Mitigation: Server-side proving (current approach). The prover is a service that generates proofs on behalf of users. Users can self-host for privacy.
Mock prover mode
Risk: The current SP1 prover runs in mock mode.
Mock mode generates dummy proofs that pass verification without actual Zero-Knowledge guarantees. This is a development shortcut.
Impact: No real privacy or security in the current testnet deployment. The mock proofs prove nothing.
Mitigation: Production deployment will use real SP1 proving (GPU or Succinct network).
Backend trust
Risk: The centralized backend sees transaction details.

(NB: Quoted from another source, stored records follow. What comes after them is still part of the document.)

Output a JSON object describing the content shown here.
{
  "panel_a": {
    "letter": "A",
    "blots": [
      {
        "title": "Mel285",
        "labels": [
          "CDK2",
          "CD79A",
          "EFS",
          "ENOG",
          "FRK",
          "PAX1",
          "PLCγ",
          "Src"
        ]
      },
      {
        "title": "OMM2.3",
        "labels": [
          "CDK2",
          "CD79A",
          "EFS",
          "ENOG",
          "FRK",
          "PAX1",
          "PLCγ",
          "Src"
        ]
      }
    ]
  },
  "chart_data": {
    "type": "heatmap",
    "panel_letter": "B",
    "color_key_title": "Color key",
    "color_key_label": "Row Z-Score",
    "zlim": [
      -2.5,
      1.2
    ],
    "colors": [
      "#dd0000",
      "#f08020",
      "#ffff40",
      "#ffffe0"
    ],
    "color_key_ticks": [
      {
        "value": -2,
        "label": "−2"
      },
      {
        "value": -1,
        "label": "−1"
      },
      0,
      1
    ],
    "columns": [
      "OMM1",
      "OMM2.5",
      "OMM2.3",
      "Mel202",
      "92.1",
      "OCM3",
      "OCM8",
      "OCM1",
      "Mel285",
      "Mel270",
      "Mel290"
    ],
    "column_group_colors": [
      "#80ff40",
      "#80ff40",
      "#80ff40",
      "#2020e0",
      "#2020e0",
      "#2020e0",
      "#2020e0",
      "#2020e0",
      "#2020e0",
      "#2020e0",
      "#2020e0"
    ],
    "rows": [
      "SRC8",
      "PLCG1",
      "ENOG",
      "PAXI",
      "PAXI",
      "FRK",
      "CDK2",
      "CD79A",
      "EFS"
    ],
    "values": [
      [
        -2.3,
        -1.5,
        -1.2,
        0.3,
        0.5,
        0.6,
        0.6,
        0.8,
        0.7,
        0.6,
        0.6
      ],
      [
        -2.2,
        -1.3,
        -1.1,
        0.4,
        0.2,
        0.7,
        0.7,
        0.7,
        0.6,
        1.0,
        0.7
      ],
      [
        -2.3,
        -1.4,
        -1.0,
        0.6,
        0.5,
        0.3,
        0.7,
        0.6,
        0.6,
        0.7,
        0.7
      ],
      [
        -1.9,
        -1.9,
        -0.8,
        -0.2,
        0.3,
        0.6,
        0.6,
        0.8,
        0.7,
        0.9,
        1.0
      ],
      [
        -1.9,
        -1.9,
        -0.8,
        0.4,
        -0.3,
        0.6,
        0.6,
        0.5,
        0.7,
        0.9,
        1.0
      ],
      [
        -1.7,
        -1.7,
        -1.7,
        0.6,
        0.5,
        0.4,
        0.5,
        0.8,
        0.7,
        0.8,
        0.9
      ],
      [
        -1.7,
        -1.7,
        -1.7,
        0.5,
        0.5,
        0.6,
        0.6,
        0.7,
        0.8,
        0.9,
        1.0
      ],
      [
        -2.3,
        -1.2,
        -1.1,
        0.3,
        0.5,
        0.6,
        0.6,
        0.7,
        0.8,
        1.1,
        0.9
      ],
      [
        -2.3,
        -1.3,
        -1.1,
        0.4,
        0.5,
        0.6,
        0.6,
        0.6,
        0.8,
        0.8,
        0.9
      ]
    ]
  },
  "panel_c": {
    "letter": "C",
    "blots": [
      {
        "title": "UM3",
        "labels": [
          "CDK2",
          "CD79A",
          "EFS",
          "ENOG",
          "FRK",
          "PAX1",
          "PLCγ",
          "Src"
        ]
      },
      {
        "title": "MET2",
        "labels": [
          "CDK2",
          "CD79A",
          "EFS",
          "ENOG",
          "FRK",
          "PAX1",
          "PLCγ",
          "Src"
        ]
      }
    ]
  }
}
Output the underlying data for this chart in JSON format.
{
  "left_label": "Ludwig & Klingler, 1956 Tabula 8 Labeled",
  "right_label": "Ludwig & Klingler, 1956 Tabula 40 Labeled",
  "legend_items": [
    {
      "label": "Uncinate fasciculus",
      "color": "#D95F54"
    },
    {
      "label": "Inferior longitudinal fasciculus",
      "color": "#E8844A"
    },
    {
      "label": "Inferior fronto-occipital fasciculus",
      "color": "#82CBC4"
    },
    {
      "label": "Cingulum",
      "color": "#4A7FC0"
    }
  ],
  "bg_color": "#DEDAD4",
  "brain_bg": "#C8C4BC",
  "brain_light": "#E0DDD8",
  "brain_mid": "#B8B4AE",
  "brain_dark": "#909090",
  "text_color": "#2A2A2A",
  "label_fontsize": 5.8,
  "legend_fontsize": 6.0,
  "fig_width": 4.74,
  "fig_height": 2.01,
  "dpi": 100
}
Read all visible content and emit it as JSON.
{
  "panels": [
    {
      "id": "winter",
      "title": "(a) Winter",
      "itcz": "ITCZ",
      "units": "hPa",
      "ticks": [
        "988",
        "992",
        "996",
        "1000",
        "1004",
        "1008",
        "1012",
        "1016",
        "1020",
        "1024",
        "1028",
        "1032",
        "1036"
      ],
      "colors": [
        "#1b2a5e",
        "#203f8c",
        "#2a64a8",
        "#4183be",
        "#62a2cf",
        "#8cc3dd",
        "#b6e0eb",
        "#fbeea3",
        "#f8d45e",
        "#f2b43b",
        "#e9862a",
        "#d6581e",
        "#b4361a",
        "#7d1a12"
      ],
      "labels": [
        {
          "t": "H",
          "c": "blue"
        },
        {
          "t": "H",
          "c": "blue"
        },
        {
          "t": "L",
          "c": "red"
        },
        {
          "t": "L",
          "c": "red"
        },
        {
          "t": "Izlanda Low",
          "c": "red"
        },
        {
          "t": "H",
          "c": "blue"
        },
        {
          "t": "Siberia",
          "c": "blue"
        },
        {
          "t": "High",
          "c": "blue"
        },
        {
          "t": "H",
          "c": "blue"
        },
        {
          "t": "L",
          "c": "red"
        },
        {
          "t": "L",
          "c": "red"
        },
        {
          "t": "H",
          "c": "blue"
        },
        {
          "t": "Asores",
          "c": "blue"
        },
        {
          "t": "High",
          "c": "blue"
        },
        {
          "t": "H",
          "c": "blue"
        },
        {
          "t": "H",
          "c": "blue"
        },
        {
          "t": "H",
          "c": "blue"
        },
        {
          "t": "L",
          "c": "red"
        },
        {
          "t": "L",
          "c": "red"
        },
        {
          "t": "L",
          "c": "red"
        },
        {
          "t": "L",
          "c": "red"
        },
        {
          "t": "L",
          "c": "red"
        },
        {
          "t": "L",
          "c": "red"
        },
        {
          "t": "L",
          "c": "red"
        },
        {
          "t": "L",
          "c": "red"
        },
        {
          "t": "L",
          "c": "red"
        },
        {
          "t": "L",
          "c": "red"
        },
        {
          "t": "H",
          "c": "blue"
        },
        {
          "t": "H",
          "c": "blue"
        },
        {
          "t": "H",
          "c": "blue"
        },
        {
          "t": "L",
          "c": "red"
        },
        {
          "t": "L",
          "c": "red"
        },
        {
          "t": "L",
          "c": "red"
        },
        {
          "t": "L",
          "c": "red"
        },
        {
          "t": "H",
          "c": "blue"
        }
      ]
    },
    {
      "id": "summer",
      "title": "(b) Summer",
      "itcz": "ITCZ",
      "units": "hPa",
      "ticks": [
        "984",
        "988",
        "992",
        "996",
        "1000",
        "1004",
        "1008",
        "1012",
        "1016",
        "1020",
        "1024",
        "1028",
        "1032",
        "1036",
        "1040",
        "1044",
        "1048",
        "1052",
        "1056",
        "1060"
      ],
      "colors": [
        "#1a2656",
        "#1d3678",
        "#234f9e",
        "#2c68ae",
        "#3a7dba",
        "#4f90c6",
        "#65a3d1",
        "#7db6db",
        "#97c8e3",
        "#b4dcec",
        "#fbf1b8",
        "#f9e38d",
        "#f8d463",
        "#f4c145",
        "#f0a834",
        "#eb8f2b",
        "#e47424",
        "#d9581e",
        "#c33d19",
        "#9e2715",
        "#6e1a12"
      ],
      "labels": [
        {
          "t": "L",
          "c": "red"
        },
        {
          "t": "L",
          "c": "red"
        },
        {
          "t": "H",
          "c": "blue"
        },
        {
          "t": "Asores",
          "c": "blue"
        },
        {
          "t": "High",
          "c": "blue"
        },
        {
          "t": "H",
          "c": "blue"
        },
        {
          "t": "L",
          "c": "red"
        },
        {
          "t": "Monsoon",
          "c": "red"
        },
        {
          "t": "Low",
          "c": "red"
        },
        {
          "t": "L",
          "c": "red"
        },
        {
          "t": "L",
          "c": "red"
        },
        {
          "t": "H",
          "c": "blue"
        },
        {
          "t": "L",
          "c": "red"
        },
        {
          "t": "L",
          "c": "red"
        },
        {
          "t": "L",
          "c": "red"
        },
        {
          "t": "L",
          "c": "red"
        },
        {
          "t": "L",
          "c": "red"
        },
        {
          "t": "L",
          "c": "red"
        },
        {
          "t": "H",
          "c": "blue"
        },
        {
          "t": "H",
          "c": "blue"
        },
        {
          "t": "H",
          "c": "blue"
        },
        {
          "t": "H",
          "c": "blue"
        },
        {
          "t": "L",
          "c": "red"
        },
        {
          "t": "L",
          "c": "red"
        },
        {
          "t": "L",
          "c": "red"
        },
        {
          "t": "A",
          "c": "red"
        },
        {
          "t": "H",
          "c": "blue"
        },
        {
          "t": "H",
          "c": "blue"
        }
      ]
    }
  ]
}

The current architecture routes all transactions through the Rust backend, which has full visibility into amounts, senders, and receivers.
Mitigation: The backend is fully open-source and designed to be self-hosted. With a self-hosted backend, no third party sees transaction data.
Coin creation time leak
Risk: The approximate creation time of a coin is revealed.
The sender must disclose an upper bound on when the coin was created, so the receiver knows how many confirmations to expect. Additionally, outputs of the same transaction may be linkable.
Mitigation: Wallets should create only a single output per transaction. The protocol authors acknowledge this leak and are exploring mitigations (see paper section 6.3).
Key storage
Risk: Keys are stored unencrypted in localStorage.
The current MVP stores the BIP32 master key in plaintext in the browser's localStorage. Any script with access to the page can read it.
Mitigation: Planned migration to IndexedDB with Web Crypto API encryption. Hardware wallet integration for Phase 3.
Data availability
Risk: Loss of coin proofs means loss of funds.
Client-Side Validation protocols are inherently vulnerable to data loss. The blockchain stores only nullifiers, not transaction data. If the wallet's coin proofs are lost, the coins become unspendable.
Mitigation: Planned backup/restore feature. Research on UTxO binding for data availability is ongoing (ePrint 2025/569).
No smart contracts
Risk: Shielded CSV supports only payments.
There is no global state, no programmability, no DeFi capabilities. Lending, DEX, or other smart contract use cases are not possible with this protocol.
Possible future: Combination with RGB for programmable logic on Bitcoin L1.
BitVM bridge
Risk: Trustless bridging between Shielded CSV and Bitcoin is not yet possible.
Currently, bridging requires a trusted party or federation. The goal is a trustless bridge via BitVM (1-of-n trust model), but this is still under active research.
Interactivity requirement
Risk: The receiver must be reachable to receive a payment.
Shielded CSV transactions are interactive — the sender must deliver the coin proof to the receiver. Offline or asynchronous receiving is not currently supported.
Network effect
Risk: Privacy depends on usage volume.
If very few people use Shielded CSV, the anonymity set is small. Timing analysis on nullifiers could reveal patterns. The protocol's privacy guarantees strengthen as adoption grows.
Regulatory uncertainty
Risk: Privacy protocols face increasing regulatory scrutiny.
Tornado Cash (OFAC-sanctioned 2022), Samourai Wallet (founders arrested 2024), and the GENIUS Act (2025) show that privacy tools attract regulatory attention.
Structural advantage: Unlike mixers, Shielded CSV has no coordinator, no smart contract address, and no central service that can be sanctioned. It is a peer-to-peer protocol, comparable to Bitcoin itself.